Baxter seen prospering even without Caremark LTC

Andrew Leckey

December 30, 1992|By Andrew Leckey

Today Andrew Leckey answers readers' questions about investments.

Q. I'm interested in investing in Baxter International, the medical services corporation. With the recent spinoff of its Caremark unit, would you recommend this stock as a good investment?

A. Though now a bit smaller, this company still packs quite a punch.

Buy shares of Baxter International (around $32 a share, NYSE) because the company should grow at a 15 percent annual pace even without high-growth Caremark, says Jean Queally-Swenson, analyst with Merrill Lynch & Co.
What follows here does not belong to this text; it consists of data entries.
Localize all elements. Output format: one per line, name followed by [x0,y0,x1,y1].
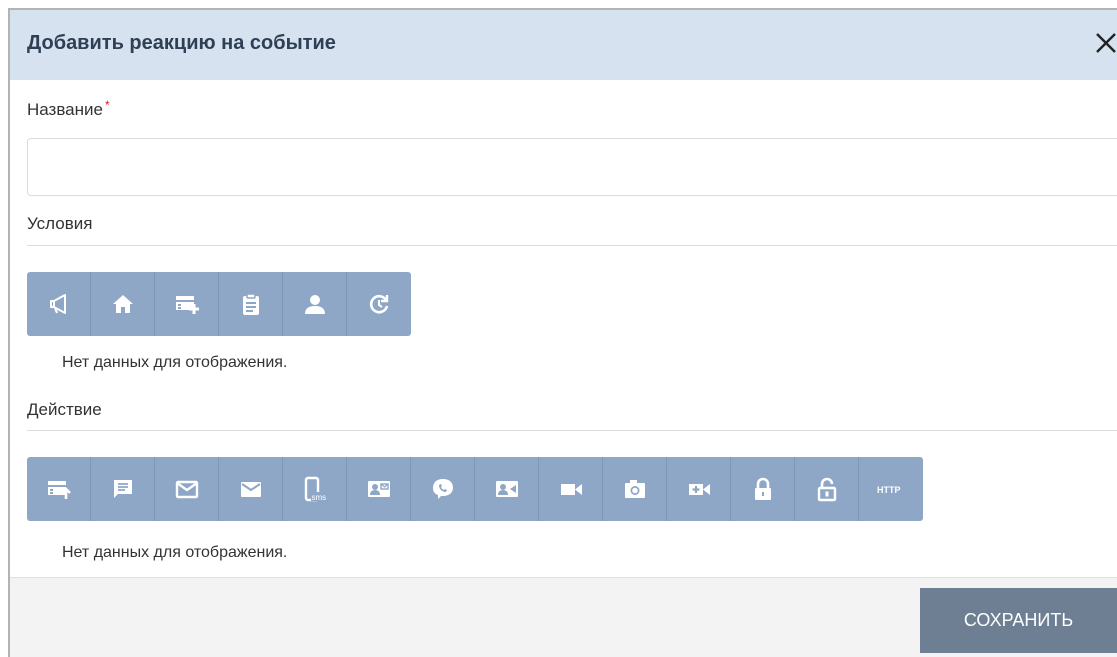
mail-filled-icon[interactable] [219,457,283,521]
action-label: Действие [27,400,102,419]
conditions-empty-text: Нет данных для отображения. [62,354,288,371]
name-label: Название * [27,98,110,120]
lock-icon[interactable] [731,457,795,521]
save-button[interactable]: СОХРАНИТЬ [920,588,1117,653]
video-contact-icon[interactable] [475,457,539,521]
clipboard-icon[interactable] [219,272,283,336]
home-icon[interactable] [91,272,155,336]
sms-icon[interactable]: sms [283,457,347,521]
mail-outline-icon[interactable] [155,457,219,521]
conditions-label: Условия [27,214,93,233]
add-video-icon[interactable] [667,457,731,521]
dialog-title: Добавить реакцию на событие [27,32,336,54]
megaphone-icon[interactable] [27,272,91,336]
user-icon[interactable] [283,272,347,336]
close-icon[interactable] [1091,28,1117,58]
schedule-icon[interactable] [347,272,411,336]
http-icon[interactable]: HTTP [859,457,923,521]
viber-icon[interactable] [411,457,475,521]
http-label: HTTP [877,485,901,495]
contact-card-icon[interactable] [347,457,411,521]
add-reaction-dialog: Добавить реакцию на событие Название * Ус… [8,8,1117,657]
sms-label: sms [311,493,326,502]
video-camera-icon[interactable] [539,457,603,521]
actions-toolbar: sms HTTP [27,457,923,521]
name-input[interactable] [27,138,1117,196]
action-divider [27,430,1117,431]
photo-camera-icon[interactable] [603,457,667,521]
conditions-toolbar [27,272,411,336]
unlock-icon[interactable] [795,457,859,521]
name-label-text: Название [27,100,103,119]
dialog-titlebar: Добавить реакцию на событие [10,10,1117,80]
message-icon[interactable] [91,457,155,521]
action-empty-text: Нет данных для отображения. [62,544,288,561]
add-card-icon[interactable] [155,272,219,336]
card-upload-icon[interactable] [27,457,91,521]
conditions-divider [27,245,1117,246]
required-mark: * [104,98,110,112]
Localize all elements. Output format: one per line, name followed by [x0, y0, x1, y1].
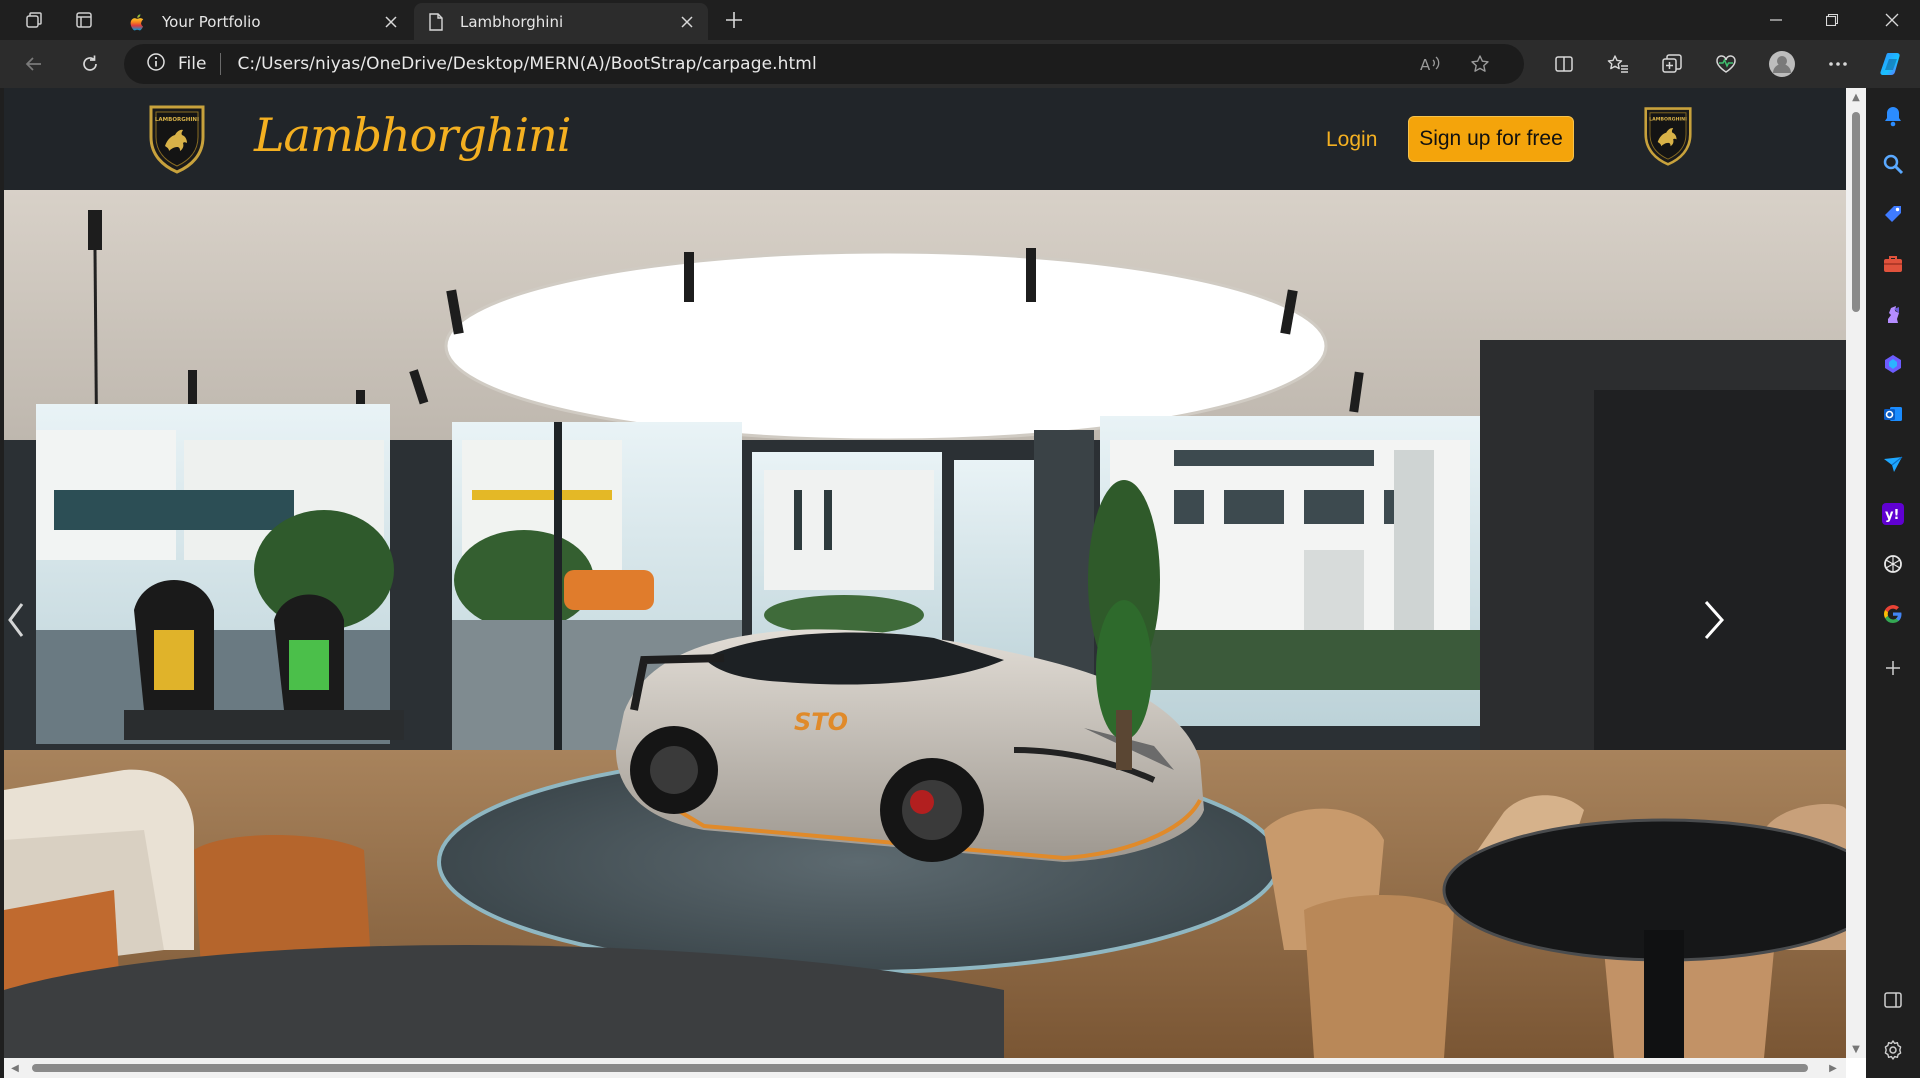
new-tab-icon[interactable] [720, 6, 748, 34]
tab-lambhorghini[interactable]: Lambhorghini [414, 3, 708, 40]
tab-label: Your Portfolio [162, 12, 261, 31]
svg-text:A: A [1420, 56, 1431, 74]
close-tab-icon[interactable] [678, 13, 696, 31]
svg-text:LAMBORGHINI: LAMBORGHINI [155, 117, 199, 123]
svg-text:LAMBORGHINI: LAMBORGHINI [1649, 117, 1687, 123]
chess-icon[interactable] [1879, 300, 1907, 328]
close-tab-icon[interactable] [382, 13, 400, 31]
edge-sidebar: y! [1866, 88, 1920, 1078]
scheme-label: File [178, 54, 207, 74]
collections-icon[interactable] [1656, 48, 1688, 80]
favorite-star-icon[interactable] [1464, 48, 1496, 80]
settings-icon[interactable] [1879, 1036, 1907, 1064]
profile-avatar-icon[interactable] [1766, 48, 1798, 80]
chevron-right-icon [1704, 601, 1725, 639]
horizontal-scrollbar[interactable]: ◀ ▶ [4, 1058, 1846, 1078]
address-divider [220, 53, 222, 75]
svg-text:y!: y! [1885, 508, 1899, 523]
openai-icon[interactable] [1879, 550, 1907, 578]
brand-wordmark[interactable]: Lambhorghini [254, 108, 571, 162]
browser-title-bar: Your Portfolio Lambhorghini [0, 0, 1920, 40]
more-menu-icon[interactable] [1822, 48, 1854, 80]
login-link[interactable]: Login [1326, 128, 1377, 152]
address-bar[interactable]: File C:/Users/niyas/OneDrive/Desktop/MER… [124, 44, 1524, 84]
yahoo-icon[interactable]: y! [1879, 500, 1907, 528]
apple-logo-icon [128, 12, 148, 32]
showroom-photo: STO [4, 190, 1846, 1058]
browser-essentials-icon[interactable] [1710, 48, 1742, 80]
info-icon[interactable] [146, 52, 166, 77]
copilot-icon[interactable] [1876, 48, 1908, 80]
scroll-down-icon[interactable]: ▼ [1849, 1042, 1863, 1056]
back-icon[interactable] [18, 48, 50, 80]
lamborghini-crest-logo-right[interactable]: LAMBORGHINI [1642, 106, 1694, 166]
google-icon[interactable] [1879, 600, 1907, 628]
refresh-icon[interactable] [74, 48, 106, 80]
page-icon [426, 12, 446, 32]
browser-toolbar: File C:/Users/niyas/OneDrive/Desktop/MER… [0, 40, 1920, 88]
tab-your-portfolio[interactable]: Your Portfolio [116, 3, 412, 40]
hero-carousel: STO [4, 190, 1846, 1058]
search-icon[interactable] [1879, 150, 1907, 178]
site-navbar: LAMBORGHINI Lambhorghini Login Sign up f… [4, 88, 1846, 190]
send-icon[interactable] [1879, 450, 1907, 478]
bell-icon[interactable] [1879, 102, 1907, 130]
lamborghini-crest-logo[interactable]: LAMBORGHINI [147, 104, 207, 174]
signup-button[interactable]: Sign up for free [1408, 116, 1574, 162]
outlook-icon[interactable] [1879, 400, 1907, 428]
url-text[interactable]: C:/Users/niyas/OneDrive/Desktop/MERN(A)/… [237, 54, 816, 74]
add-sidebar-app-icon[interactable] [1879, 654, 1907, 682]
carousel-next-button[interactable] [1684, 590, 1744, 650]
scroll-up-icon[interactable]: ▲ [1849, 90, 1863, 104]
split-screen-icon[interactable] [1548, 48, 1580, 80]
close-window-icon[interactable] [1864, 0, 1920, 40]
vertical-scrollbar[interactable]: ▲ ▼ [1846, 88, 1866, 1058]
scroll-right-icon[interactable]: ▶ [1826, 1061, 1840, 1075]
workspaces-icon[interactable] [20, 6, 48, 34]
vertical-scroll-thumb[interactable] [1852, 112, 1860, 312]
tag-icon[interactable] [1879, 200, 1907, 228]
copilot-app-icon[interactable] [1879, 350, 1907, 378]
scroll-left-icon[interactable]: ◀ [8, 1061, 22, 1075]
page-viewport: LAMBORGHINI Lambhorghini Login Sign up f… [4, 88, 1866, 1078]
tab-actions-icon[interactable] [70, 6, 98, 34]
tab-label: Lambhorghini [460, 12, 564, 31]
minimize-icon[interactable] [1748, 0, 1804, 40]
favorites-icon[interactable] [1602, 48, 1634, 80]
car-sto-badge: STO [794, 708, 848, 736]
restore-icon[interactable] [1804, 0, 1860, 40]
sidebar-layout-icon[interactable] [1879, 986, 1907, 1014]
read-aloud-icon[interactable]: A [1414, 48, 1446, 80]
carousel-prev-button[interactable] [4, 590, 28, 650]
horizontal-scroll-thumb[interactable] [32, 1064, 1808, 1072]
briefcase-icon[interactable] [1879, 250, 1907, 278]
Caremark was spun off primarily because it distributes products to the home, while the rest of Baxter distributes products to hospitals. Baxter didn't want to be in direct competition with hospitals, many of which are expanding into the lucrative home health care field.

Baxter retains the ability to help hospitals reduce their costs through a variety of programs, such as its delivery program that lets hospitals cut back on inventory personnel.

In addition, Baxter just received approval for recombinant Factor VIII, a synthetic version of a clotting factor used to treat hemophilia. In longer-term development is its Novacor ventricular assist device to be used by patients awaiting heart transplants.

Baxter's research and development budget of $290 million should pay big dividends. Dialysis, a high margin business, now provides 12 percent of revenues, while hospital supplies and service account for more than half of revenues.

"By giving away Caremark, it turns out Baxter didn't really give away a lot," concludes Queally-Swenson. "It should remain a solid growth company."

Q. I own 300 shares of Travelers Corp. and have always had faith in this insurance giant. With recent troubles such as hurricanes and riots plaguing the insurance industry, I'm concerned about the company and its lagging stock price. Should I just continue to collect dividends and wait?

A. You'll need some patience.

Hold your shares of Travelers Corp. (around $25, NYSE), which had significant exposure to Hurricane Andrew, for it's in the midst of a protracted turnaround, says Weston Hicks, analyst with Sanford C. Bernstein.

Large hurricane losses led to the issuing of equity to Primerica to help restore the balance sheet and get its business back in order. This, however, added significantly to the number of shares outstanding, making it difficult to offset the effects of that dilution.

"At this price, given the risks and prospects, I think it's early to be a buyer of Travelers," advises Hicks, who expects the stock will perform about in line with the overall market for a while. "For this stock to make my recommended list, I'd have to see the prospects of an earnings recovery."

Q. My father purchased shares of Red Warrior Mining Co. in the early 1920s. Is it still around? Are the stocks worth anything?

A. This warrior was badly defeated.

Red Warrior Mining Co., incorporated in Minnesota in 1908, had a silver and lead mine and eight claims staked in Beaver County, Utah.

Unfortunately, the charter expired in 1938 and the company went out of business. As a result, your shares are worthless, according to Robert Fisher, vice president with the New York-based R.M. Smythe & Co. stock-search firm.

I am interested in purchasing shares of A&W Brands. Is this the same company that produces the great root beer? Is it time to buy?

A. There's great taste, but moderate investment potential.

Don't buy shares of A&W Brands (around $32, over-the-counter) until after year-end results are released, and don't harbor oversized expectations, cautions Sharon Conway, based in Chicago with A.G. Edwards & Sons Inc.

The company makes soft drink concentrates and distributes them to licensed bottlers, its brands including not only the popular A&W root beer and cream soda, but also Squirt, Vernors, Country Time Lemonade and Tetley ready-to-drink iced tea.

A&W has long been the nation's top-selling root beer. While the ** company does supply the root beer to A&W Restaurants, it has no formal affiliation with them.

Recent quarterly earnings were slightly below expectations, a result of cool, rainy weather in key markets. The full year should also be a bit below estimates, though a return to normal growth patterns is expected in 1993.

"A&W Brands is expanding international exposure with 20 markets in Asia being scheduled and has a new product called Everlast Sports Drink in test markets," notes Conway, who believes the future generally holds promise for the company. "It also expects cost savings because NutraSweet [made by Monsanto Co.] has lost its patent protection, and other competitors are now offering products in that field."

Q. I own 500 shares of Glaxo Holdings. My purchases average out at $29.50 a share. What are the future prospects? Should I hold or increase my shares?

A. Shares of Glaxo Holdings PLC. (around $23 as an American Depositary Receipt on the NYSE), Britain's largest drug manufacturer and a firm best known for its anti-ulcer medication Zantac, suffered a price slide this year on fears of government intervention in health care.

Nonetheless, the company's future looks bright, with a pipeline of promising new products. One that's particularly promising is Imigran, a migraine medication.

"Add to your position in Glaxo now while the price is low," counsels Richard Wholey of Chicago-based Wayne Hummer & Co. "My hunch is that, in two to three years, you'll be glad you did."